Sorting Out the Qs: IQ – EQ – CQ©
What’s the difference and why does it matter?
Measuring effective teams can be confusing. Here are three assessments and what they do – and don’t – measure.
An intelligence quotient (IQ) is a total score derived from a set of standardized tests or subtests designed to assess human intelligence. The abbreviation “IQ” was coined by the psychologist William Stern for the German term Intelligenzquotient, his term for a scoring method for intelligence tests at University of Breslau he advocated in a 1912 book.
IQ provides an idea of cognitive ability compared to the general population. It scores our ability to solve problems, reason and recognize relationships, part but not all of intelligence.
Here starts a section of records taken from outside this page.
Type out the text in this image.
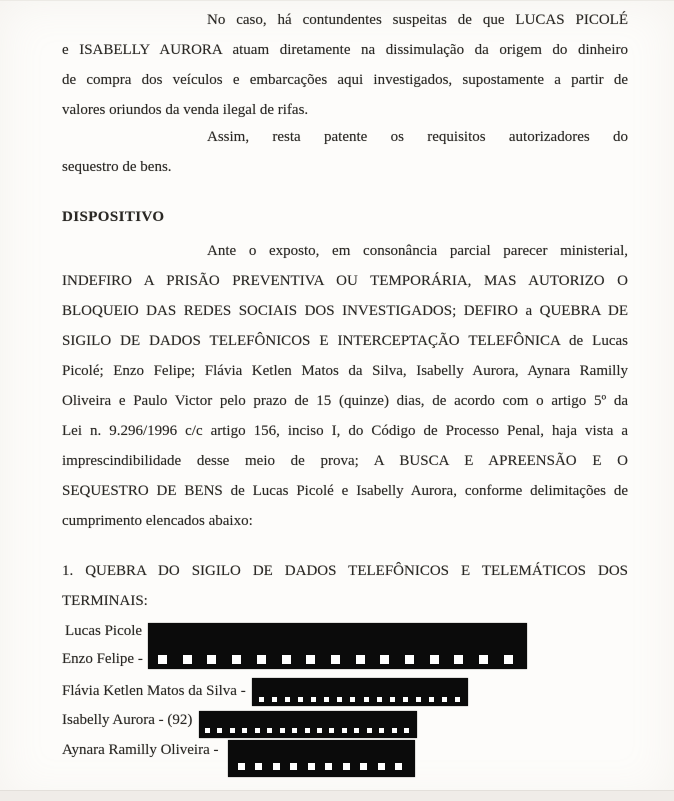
No caso, há contundentes suspeitas de que LUCAS PICOLÉ
e ISABELLY AURORA atuam diretamente na dissimulação da origem do dinheiro
de compra dos veículos e embarcações aqui investigados, supostamente a partir de
valores oriundos da venda ilegal de rifas.
Assim, resta patente os requisitos autorizadores do
sequestro de bens.
DISPOSITIVO
Ante o exposto, em consonância parcial parecer ministerial,
INDEFIRO A PRISÃO PREVENTIVA OU TEMPORÁRIA, MAS AUTORIZO O
BLOQUEIO DAS REDES SOCIAIS DOS INVESTIGADOS; DEFIRO a QUEBRA DE
SIGILO DE DADOS TELEFÔNICOS E INTERCEPTAÇÃO TELEFÔNICA de Lucas
Picolé; Enzo Felipe; Flávia Ketlen Matos da Silva, Isabelly Aurora, Aynara Ramilly
Oliveira e Paulo Victor pelo prazo de 15 (quinze) dias, de acordo com o artigo 5º da
Lei n. 9.296/1996 c/c artigo 156, inciso I, do Código de Processo Penal, haja vista a
imprescindibilidade desse meio de prova; A BUSCA E APREENSÃO E O
SEQUESTRO DE BENS de Lucas Picolé e Isabelly Aurora, conforme delimitações de
cumprimento elencados abaixo:
1. QUEBRA DO SIGILO DE DADOS TELEFÔNICOS E TELEMÁTICOS DOS
TERMINAIS:
Lucas Picole
Enzo Felipe -
Flávia Ketlen Matos da Silva -
Isabelly Aurora - (92)
Aynara Ramilly Oliveira -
The IQ test is more about how well you understand things than the quantity of how much you know. IQ levels cannot be changed much.
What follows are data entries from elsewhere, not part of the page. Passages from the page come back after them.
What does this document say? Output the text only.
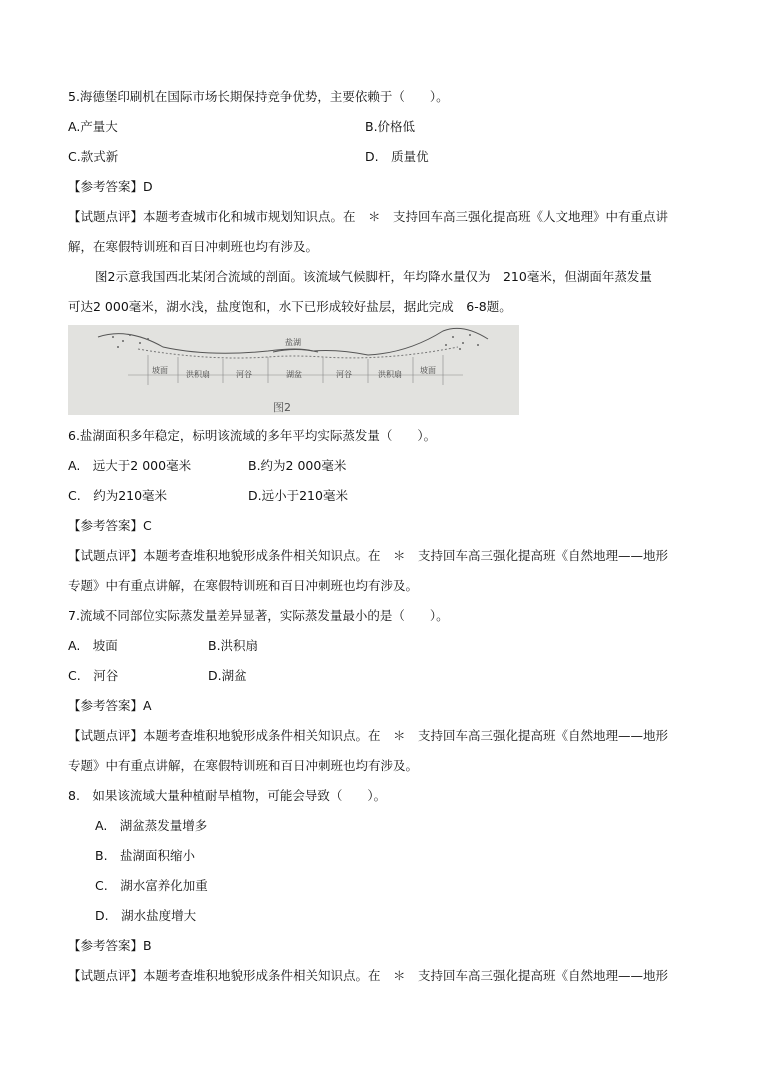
5.海德堡印刷机在国际市场长期保持竞争优势，主要依赖于（　　）。
A.产量大	B.价格低
C.款式新	D.　质量优
【参考答案】D
【试题点评】本题考查城市化和城市规划知识点。在　＊　支持回车高三强化提高班《人文地理》中有重点讲
解，在寒假特训班和百日冲刺班也均有涉及。
图2示意我国西北某闭合流域的剖面。该流域气候脚杆，年均降水量仅为　210毫米，但湖面年蒸发量
可达2 000毫米，湖水浅，盐度饱和，水下已形成较好盐层，据此完成　6-8题。
盐湖
坡面 洪积扇	河谷	湖盆	河谷	洪积扇 坡面
图2
6.盐湖面积多年稳定，标明该流域的多年平均实际蒸发量（　　）。
A.　远大于2 000毫米	B.约为2 000毫米
C.　约为210毫米	D.远小于210毫米
【参考答案】C
【试题点评】本题考查堆积地貌形成条件相关知识点。在　＊　支持回车高三强化提高班《自然地理——地形
专题》中有重点讲解，在寒假特训班和百日冲刺班也均有涉及。
7.流域不同部位实际蒸发量差异显著，实际蒸发量最小的是（　　）。
A.　坡面	B.洪积扇
C.　河谷	D.湖盆
【参考答案】A
【试题点评】本题考查堆积地貌形成条件相关知识点。在　＊　支持回车高三强化提高班《自然地理——地形
专题》中有重点讲解，在寒假特训班和百日冲刺班也均有涉及。
8.　如果该流域大量种植耐旱植物，可能会导致（　　）。
A.　湖盆蒸发量增多
B.　盐湖面积缩小
C.　湖水富养化加重
D.　湖水盐度增大
【参考答案】B
【试题点评】本题考查堆积地貌形成条件相关知识点。在　＊　支持回车高三强化提高班《自然地理——地形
Encourage your team members to use their IQ to look for the reasons and building blocks for what they think to be true.
An emotional quotient (EQ) is the capability of individuals to recognize their own emotions and those of others, discern between different feelings and label them appropriately, use emotional information to guide thinking and behavior, and manage and/or adjust emotions to adapt to environments or achieve one’s goal(s). Although the term first appeared in 1964, it gained popularity in the 1995 book Emotional Intelligence, by Daniel Goleman.
EQ includes self-awareness, self-management, social awareness and relationship management. An individual can learn about and improve EQ.
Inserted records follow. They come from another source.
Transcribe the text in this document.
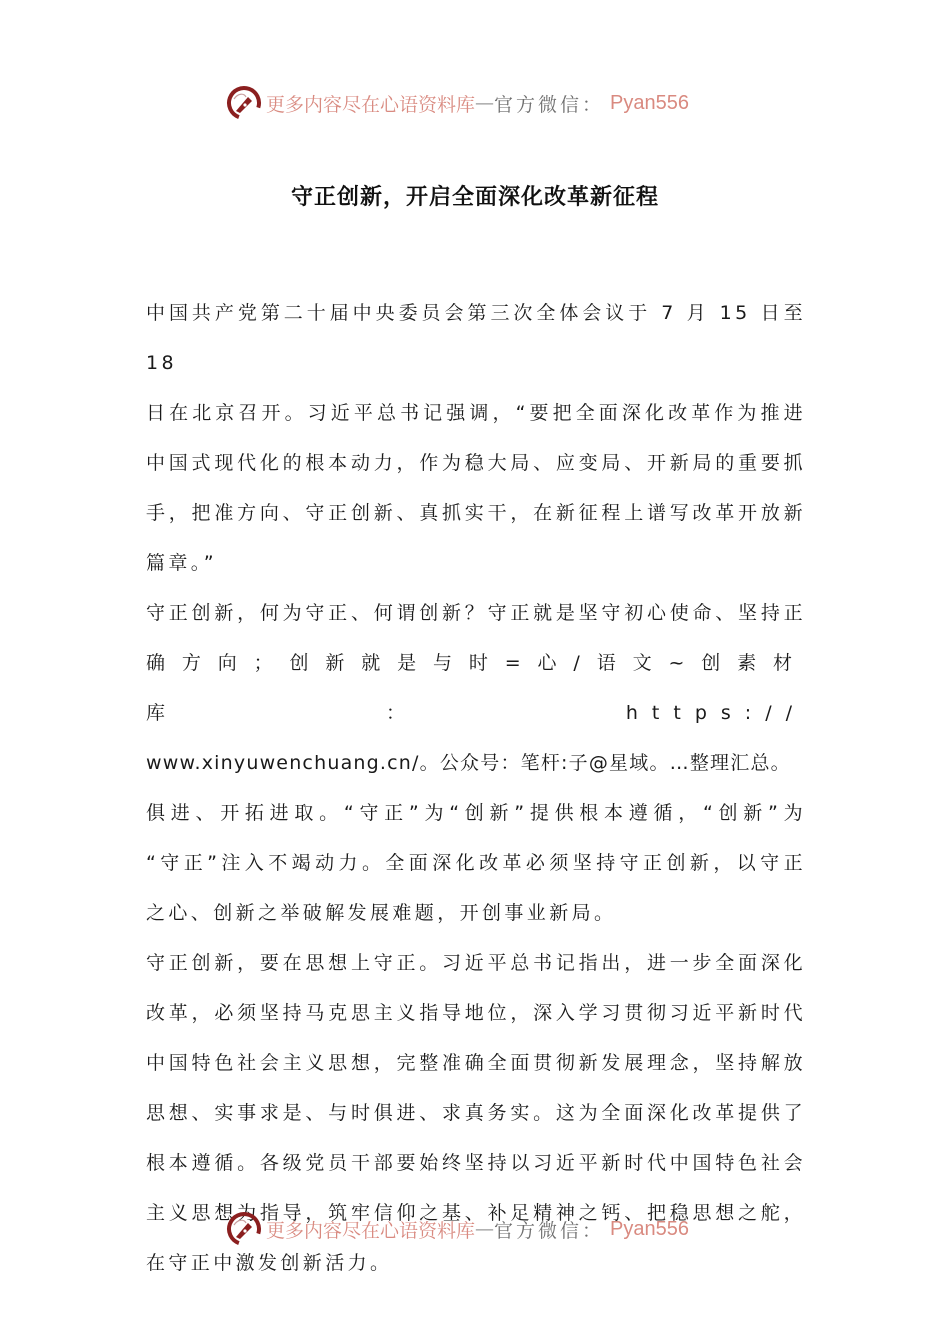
更多内容尽在心语资料库 — 官方微信： Pyan556
守正创新，开启全面深化改革新征程

中国共产党第二十届中央委员会第三次全体会议于 7 月 15 日至 18
日在北京召开。习近平总书记强调，“要把全面深化改革作为推进
中国式现代化的根本动力，作为稳大局、应变局、开新局的重要抓
手，把准方向、守正创新、真抓实干，在新征程上谱写改革开放新
篇章。”

守正创新，何为守正、何谓创新？守正就是坚守初心使命、坚持正
确方向；创新就是与时=心/语文~创素材库：https://
www.xinyuwenchuang.cn/。公众号：笔杆:子@星域。…整理汇总。
俱进、开拓进取。“守正”为“创新”提供根本遵循，“创新”为
“守正”注入不竭动力。全面深化改革必须坚持守正创新，以守正
之心、创新之举破解发展难题，开创事业新局。

守正创新，要在思想上守正。习近平总书记指出，进一步全面深化
改革，必须坚持马克思主义指导地位，深入学习贯彻习近平新时代
中国特色社会主义思想，完整准确全面贯彻新发展理念，坚持解放
思想、实事求是、与时俱进、求真务实。这为全面深化改革提供了
根本遵循。各级党员干部要始终坚持以习近平新时代中国特色社会
主义思想为指导，筑牢信仰之基、补足精神之钙、把稳思想之舵，
在守正中激发创新活力。

更多内容尽在心语资料库 — 官方微信： Pyan556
Encourage your team members to use EQ to empathize the reasons for others’ assumptions, critical for effective communications and positive relationship building.
Cultural Intelligence (CQ) is a person’s capability to functional effectively at work in a variety of cultural contexts – both internationally and domestically. CQ measurements can include capabilities – Drive, Knowledge, Strategy and Action. It can also include an assessment of a person’s cultural values. See the Cultural Intelligence Center’s overview.
A person’s home culture is familiar because we have a wealth of information, conscious and subconscious, to help us make sense of what is going on. When someone interacts with individuals with a different cultural background, the same cues may mean something completely different. While cultural values are more hardwired than capabilities, assessing both provides a set of tools for self-awareness and for predicting the actions of others.
Encourage your team members to use CQ to fully appreciate the cultural contexts of their own decisions as well as those of others – both internal and external clients. The contributions of all team members will be ensured by the elimination of bias, and it will improve the bottom line of the organization.
IQ, EQ and CQ overlap but are not the same. All three are important to work settings; an agile leader knows how to deploy them for optimal advantage.